Nunca olvidaré que mi arribo al mundo de la literatura fue por un asunto estético. Papá tenía en casa una biblioteca gigantesca, llena de colecciones de libros de todos los colores y tamaños. Entonces mi pasatiempo principal, más allá de jugar canicas, darle patadas a un balón o lanzar los puños de mi Mazinger Z, era la de constatar mi pequeñez de niño de cinco años frente a las estanterías imponentes que papá había empotrado en las paredes del estudio. Me arrobaba ver la disposición meticulosa de los libros, con sus lomos anchos, delgados, altos, bajos, brillantes, opacos, apretados los unos contra los otros, buscando seducirme apelando tan solo a su anatomía, el título al que daba cobijo o el autor, que para mí no representaba más que un nombre, como el de cualquiera de los compañeros de mi curso.
Me llamaba la atención lo que para mí en ese entonces era toda una arbitrariedad, relacionada con la ubicación que papá decidía para los libros; no entendía por qué algunas colecciones chicas quedaban junto a unas mucho más grandes, cuya lectura, concepto que apenas comenzaba a intuir como algo grato, se me antojaba infinita. Me molestaba que los colores vivos de algunos ejemplares finos se emparejaran con ediciones rústicas de tonalidad opaca, cuyas hojas parecían a punto de desprenderse. Me desconcertaba que, habiendo espacio en las partes inferiores, papá ubicara algunos libros en lo más alto, poniéndome en situación de peligro al pretender alcanzarlos trepado en un pequeño butaquito cuya estabilidad no se solidarizaba conmigo. Pero aun así aquellos pequeños misterios configuraban una suerte de atmósfera que me abrigaba por horas, hasta que algún chillido de mamá demandara mi presencia en el comedor o clamara una explicación por algún reguero de juguetes que había quedado abandonado en la sala. Apenas estaba aprendiendo a leer, de tal manera que mi fascinación mayor residía en el hecho de entrar a esa biblioteca tan solo para leer los lomos de los libros, rozarlos con mis dedos e intentar aprenderme de memoria el título. Nunca entendí, tampoco, por qué algunos lo tenían de arriba hacia abajo, mientras que otros de abajo hacia arriba. De tal manera que a la dificultad que para entonces representaba desentrañar las palabras que escondía aquella disposición de letras, se le sumaba la de tener que inclinar mi cabeza para leer en reversa, cuando el otro orden tan solo me había arrojado palabras sin sentido.

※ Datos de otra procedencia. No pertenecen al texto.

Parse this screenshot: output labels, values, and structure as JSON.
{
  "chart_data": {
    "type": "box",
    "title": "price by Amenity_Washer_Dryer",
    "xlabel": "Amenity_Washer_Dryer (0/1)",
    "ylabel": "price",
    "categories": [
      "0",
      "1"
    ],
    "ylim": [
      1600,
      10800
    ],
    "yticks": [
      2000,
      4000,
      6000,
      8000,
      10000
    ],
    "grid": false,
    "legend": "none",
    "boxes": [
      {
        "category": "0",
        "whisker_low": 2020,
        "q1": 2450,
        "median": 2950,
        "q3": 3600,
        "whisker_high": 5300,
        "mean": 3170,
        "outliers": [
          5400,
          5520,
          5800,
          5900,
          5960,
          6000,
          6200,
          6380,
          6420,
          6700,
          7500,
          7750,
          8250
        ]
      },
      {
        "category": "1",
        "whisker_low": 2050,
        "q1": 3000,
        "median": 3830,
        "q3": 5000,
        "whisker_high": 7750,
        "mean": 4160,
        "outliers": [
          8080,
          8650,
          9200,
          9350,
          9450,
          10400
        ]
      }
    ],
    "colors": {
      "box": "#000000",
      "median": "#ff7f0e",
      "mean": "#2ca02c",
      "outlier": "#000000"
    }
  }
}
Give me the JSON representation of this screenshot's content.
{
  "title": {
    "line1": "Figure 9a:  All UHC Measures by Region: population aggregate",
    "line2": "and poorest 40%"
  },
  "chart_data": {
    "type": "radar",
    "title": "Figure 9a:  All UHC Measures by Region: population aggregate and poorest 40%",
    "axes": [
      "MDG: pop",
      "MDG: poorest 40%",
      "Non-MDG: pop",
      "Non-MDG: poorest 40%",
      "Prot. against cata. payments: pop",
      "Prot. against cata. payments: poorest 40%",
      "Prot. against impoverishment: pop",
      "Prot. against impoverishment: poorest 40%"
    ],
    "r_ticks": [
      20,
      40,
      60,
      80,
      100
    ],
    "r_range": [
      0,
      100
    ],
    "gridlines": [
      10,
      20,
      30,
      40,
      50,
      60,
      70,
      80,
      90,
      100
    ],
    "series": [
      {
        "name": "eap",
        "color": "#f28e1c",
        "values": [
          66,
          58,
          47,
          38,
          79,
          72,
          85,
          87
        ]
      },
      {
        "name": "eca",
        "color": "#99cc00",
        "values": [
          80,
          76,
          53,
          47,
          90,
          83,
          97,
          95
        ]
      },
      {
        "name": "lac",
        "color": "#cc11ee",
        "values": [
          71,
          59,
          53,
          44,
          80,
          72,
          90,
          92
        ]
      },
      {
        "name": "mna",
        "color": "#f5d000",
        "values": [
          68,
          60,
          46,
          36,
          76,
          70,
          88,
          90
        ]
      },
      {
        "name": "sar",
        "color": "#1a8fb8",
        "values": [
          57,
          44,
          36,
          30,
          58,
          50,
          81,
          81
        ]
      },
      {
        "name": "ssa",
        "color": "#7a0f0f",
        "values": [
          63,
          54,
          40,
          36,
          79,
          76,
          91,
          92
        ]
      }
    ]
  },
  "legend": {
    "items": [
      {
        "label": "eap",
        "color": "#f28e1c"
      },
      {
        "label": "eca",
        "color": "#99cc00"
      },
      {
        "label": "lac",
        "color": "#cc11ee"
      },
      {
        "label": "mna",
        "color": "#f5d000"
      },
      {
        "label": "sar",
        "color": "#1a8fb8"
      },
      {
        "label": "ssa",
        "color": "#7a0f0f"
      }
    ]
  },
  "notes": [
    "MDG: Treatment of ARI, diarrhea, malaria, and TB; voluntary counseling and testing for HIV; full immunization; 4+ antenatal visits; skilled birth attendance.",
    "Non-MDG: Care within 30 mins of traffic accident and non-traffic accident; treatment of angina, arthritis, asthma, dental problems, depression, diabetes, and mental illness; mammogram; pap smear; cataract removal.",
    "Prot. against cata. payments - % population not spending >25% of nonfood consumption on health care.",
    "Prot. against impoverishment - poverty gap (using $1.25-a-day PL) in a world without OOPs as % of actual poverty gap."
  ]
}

Me acordé de todo esto a raíz de una invitación que recibí ayer para festejar los primeros cinco años de la librería La Madriguera del Conejo. Tal vez esos cinco años, los mismos que tenía yo en ese recuerdo que saltó a mi mente al leer el mensaje, o la palabra madriguera, con toda la calidez que transmite, o tal vez la devoción con que David Roa y Edgar Blanco rinden culto a los libros, vendiendo más que todo una experiencia de lectura o desentrañando un gusto escondido en un lector perdido, como un pedagogo que se aplica a descubrir la vocación de sus alumnos, avivaron en mí un recuerdo extraviado en el tiempo, una memoria de sensaciones que se nutrió durante muchos años en aquel refugio de papá, mi hermana y mío, cuando todavía no intuía que estaba frente a una puerta que se abría para no cerrarse nunca más.
Entonces me parece verme ahí de nuevo, rodeado de libros que papá había comprado con esmero a lo largo de su vida, dándole por primera vez la cara a la felicidad en su estado más genuino, dispuesta ella con convicción y alborozo a decidir de ahí en adelante el ritmo de los días que habrían de venir.